尾てい骨のあたりからエネルギーが回転しながら登ってくる感じで、ただそれに上半身や頭をゆだねている状態。
こうなったときの感覚はかなり心地よい。
電車の中でウトウトしているとき、突然首がガクンと前や後ろに倒れるときがあるが、あの感覚に近い。
もちろん止めようと思えば止められるし、回転が大きすぎたときはもっと小さくすることもできる。
これは私に特有の現象とは思わないが、薄目を開けて他の人の様子をうかがうと、せっかくのこの感覚が失われてしまうかもしれないと考え、目を閉じたまましばらくこの状態をキープした。
というのも、このとき、様々なビジョンが見えていたのだ。
リラックスのエクササイズ中に見たビジョン
照明を落とした薄暗い部屋の中で目を閉じているので、そこで私が見ているビジョンは外界からの光(何かを反射した光)がまぶたを通過したものではない。
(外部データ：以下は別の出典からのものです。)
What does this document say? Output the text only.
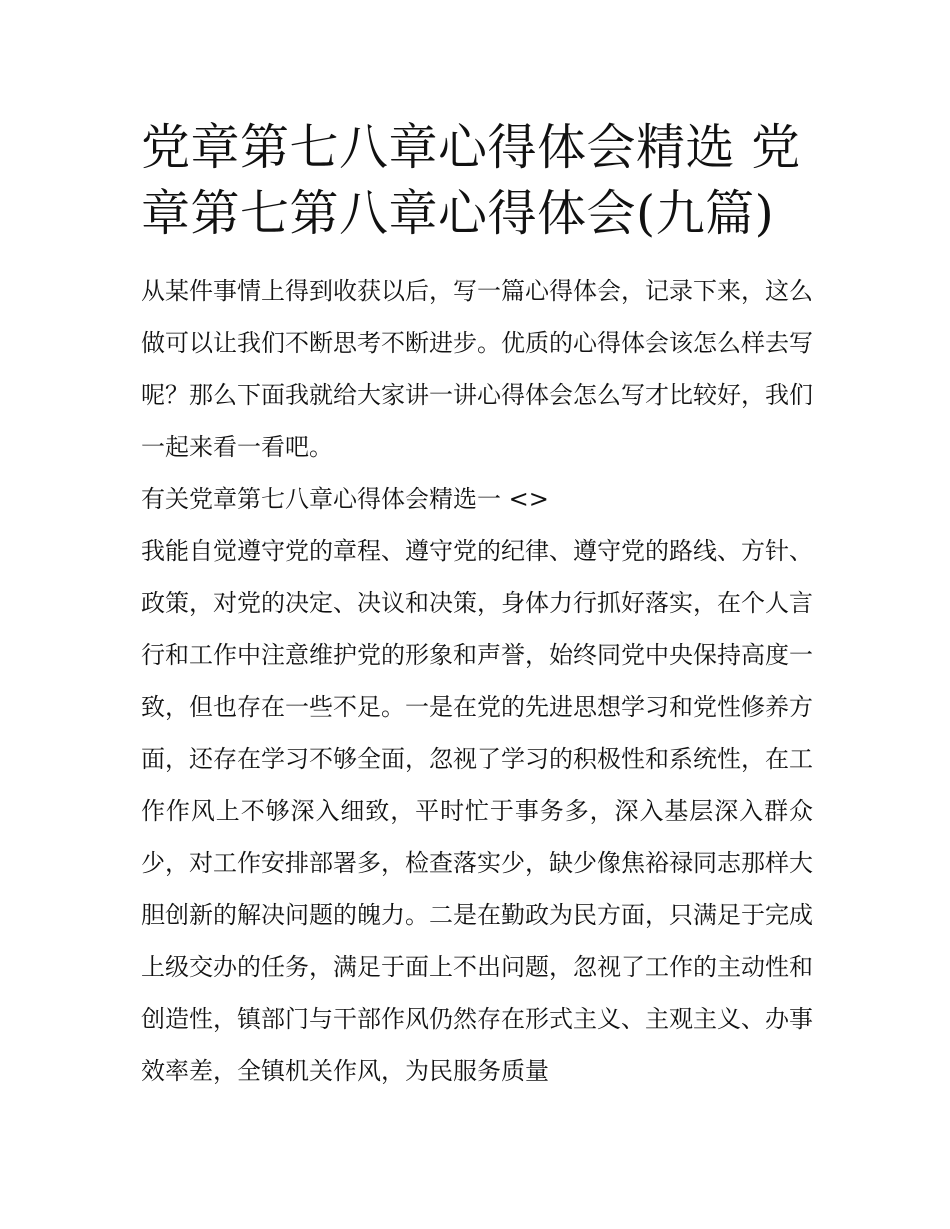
党章第七八章心得体会精选 党章第七第八章心得体会(九篇)

从某件事情上得到收获以后，写一篇心得体会，记录下来，这么做可以让我们不断思考不断进步。优质的心得体会该怎么样去写呢？那么下面我就给大家讲一讲心得体会怎么写才比较好，我们一起来看一看吧。

有关党章第七八章心得体会精选一 <>

我能自觉遵守党的章程、遵守党的纪律、遵守党的路线、方针、政策，对党的决定、决议和决策，身体力行抓好落实，在个人言行和工作中注意维护党的形象和声誉，始终同党中央保持高度一致，但也存在一些不足。一是在党的先进思想学习和党性修养方面，还存在学习不够全面，忽视了学习的积极性和系统性，在工作作风上不够深入细致，平时忙于事务多，深入基层深入群众少，对工作安排部署多，检查落实少，缺少像焦裕禄同志那样大胆创新的解决问题的魄力。二是在勤政为民方面，只满足于完成上级交办的任务，满足于面上不出问题，忽视了工作的主动性和创造性，镇部门与干部作风仍然存在形式主义、主观主义、办事效率差，全镇机关作风，为民服务质量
冷めた表現をすれば、「脳内が勝手に創り出している映像」、あるいは「脳が『見えている』と錯覚させている映像」になろうか。
では、なぜ脳はそのようなビジョンを「見せ」るのか?
そもそもその映像は何なのか?
おそらく、深いリラックス状態が確立されたことにより意識が広がって非物質世界にある何らかの情報を受け取れるようになった、ということなのだろう。
非物質世界での体験を記憶しておく方法
私が見たビジョンは目まぐるしく変化する上、それが何なのかわからないことがほとんどなので、それを記憶に定着させるのが難しい。
非物質世界での体験を記憶に定着させるにはそれを言葉に置き換えるという作業が必要なのだが、非物質世界における情報を物質世界の言葉によって定義するということにそもそも無理がある。
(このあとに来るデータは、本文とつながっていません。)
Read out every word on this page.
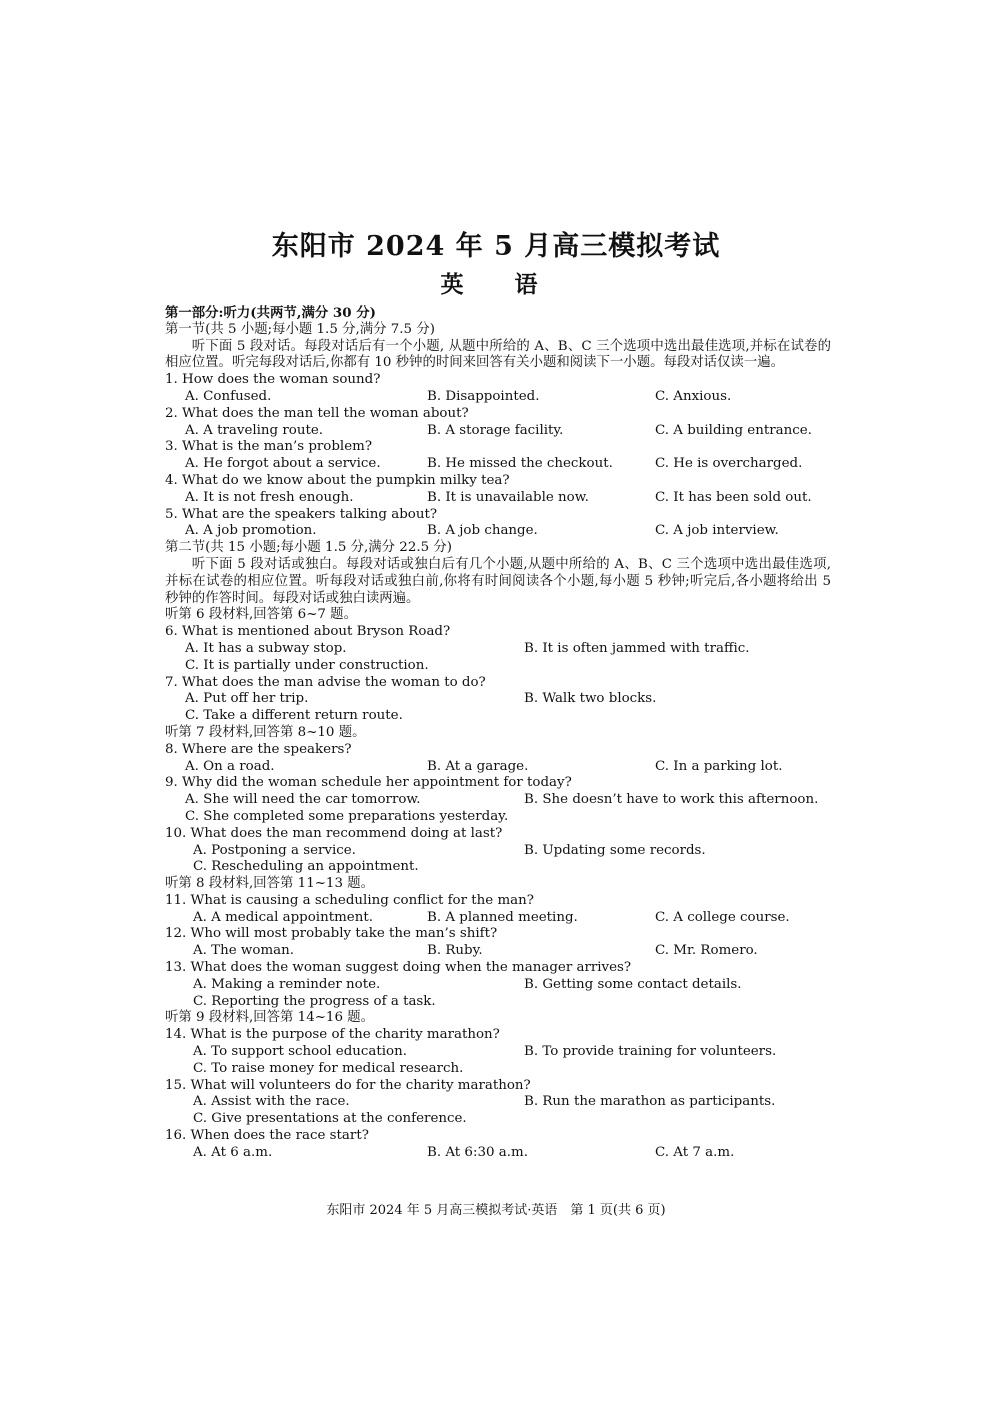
东阳市 2024 年 5 月高三模拟考试
英　语
第一部分:听力(共两节,满分 30 分)
第一节(共 5 小题;每小题 1.5 分,满分 7.5 分)
听下面 5 段对话。每段对话后有一个小题, 从题中所给的 A、B、C 三个选项中选出最佳选项,并标在试卷的相应位置。听完每段对话后,你都有 10 秒钟的时间来回答有关小题和阅读下一小题。每段对话仅读一遍。
1. How does the woman sound?
A. Confused.	B. Disappointed.	C. Anxious.
2. What does the man tell the woman about?
A. A traveling route.	B. A storage facility.	C. A building entrance.
3. What is the man’s problem?
A. He forgot about a service.	B. He missed the checkout.	C. He is overcharged.
4. What do we know about the pumpkin milky tea?
A. It is not fresh enough.	B. It is unavailable now.	C. It has been sold out.
5. What are the speakers talking about?
A. A job promotion.	B. A job change.	C. A job interview.
第二节(共 15 小题;每小题 1.5 分,满分 22.5 分)
听下面 5 段对话或独白。每段对话或独白后有几个小题,从题中所给的 A、B、C 三个选项中选出最佳选项,并标在试卷的相应位置。听每段对话或独白前,你将有时间阅读各个小题,每小题 5 秒钟;听完后,各小题将给出 5 秒钟的作答时间。每段对话或独白读两遍。
听第 6 段材料,回答第 6~7 题。
6. What is mentioned about Bryson Road?
A. It has a subway stop.	B. It is often jammed with traffic.
C. It is partially under construction.
7. What does the man advise the woman to do?
A. Put off her trip.	B. Walk two blocks.
C. Take a different return route.
听第 7 段材料,回答第 8~10 题。
8. Where are the speakers?
A. On a road.	B. At a garage.	C. In a parking lot.
9. Why did the woman schedule her appointment for today?
A. She will need the car tomorrow.	B. She doesn’t have to work this afternoon.
C. She completed some preparations yesterday.
10. What does the man recommend doing at last?
A. Postponing a service.	B. Updating some records.
C. Rescheduling an appointment.
听第 8 段材料,回答第 11~13 题。
11. What is causing a scheduling conflict for the man?
A. A medical appointment.	B. A planned meeting.	C. A college course.
12. Who will most probably take the man’s shift?
A. The woman.	B. Ruby.	C. Mr. Romero.
13. What does the woman suggest doing when the manager arrives?
A. Making a reminder note.	B. Getting some contact details.
C. Reporting the progress of a task.
听第 9 段材料,回答第 14~16 题。
14. What is the purpose of the charity marathon?
A. To support school education.	B. To provide training for volunteers.
C. To raise money for medical research.
15. What will volunteers do for the charity marathon?
A. Assist with the race.	B. Run the marathon as participants.
C. Give presentations at the conference.
16. When does the race start?
A. At 6 a.m.	B. At 6:30 a.m.	C. At 7 a.m.
东阳市 2024 年 5 月高三模拟考试·英语　第 1 页(共 6 页)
物質世界にあるものが非物質世界にもあり、まさにそれを見たり聞いたりしたのであれば簡単に言葉に変換できるが、そんな都合のいい体験は滅多にしない。
エクササイズ終了後、その体験をノートに書き留めるが、様々なビジョンを見たはずなのに、どうにか言葉に変換し、記憶として持ち帰ることができたのはたった3つだけだった。
非物質世界から持ち帰ることができたビジョン
私が非物質世界から持ち帰ることができたビジョンは以下の3つ。
- ダイヤモンドのカットのように交差する無数の数学的な直線
- 綺麗な蒼い翅(はね)を持つ蝶の翅を横から見たビジョン
- ぼやけたタンポポの種(綿毛)
写真素材集「フォトバイブル」から私が見たビジョンに近いものを選び出し、加工してみた
[交差する直線]

[蒼い翅の蝶]

(右)ルリオビタテハ
[ぼやけたタンポポの種(綿毛)]

さて、これらのビジョンはいったい何なのか?
どんな意味があるのか?
今のところまったくわからない。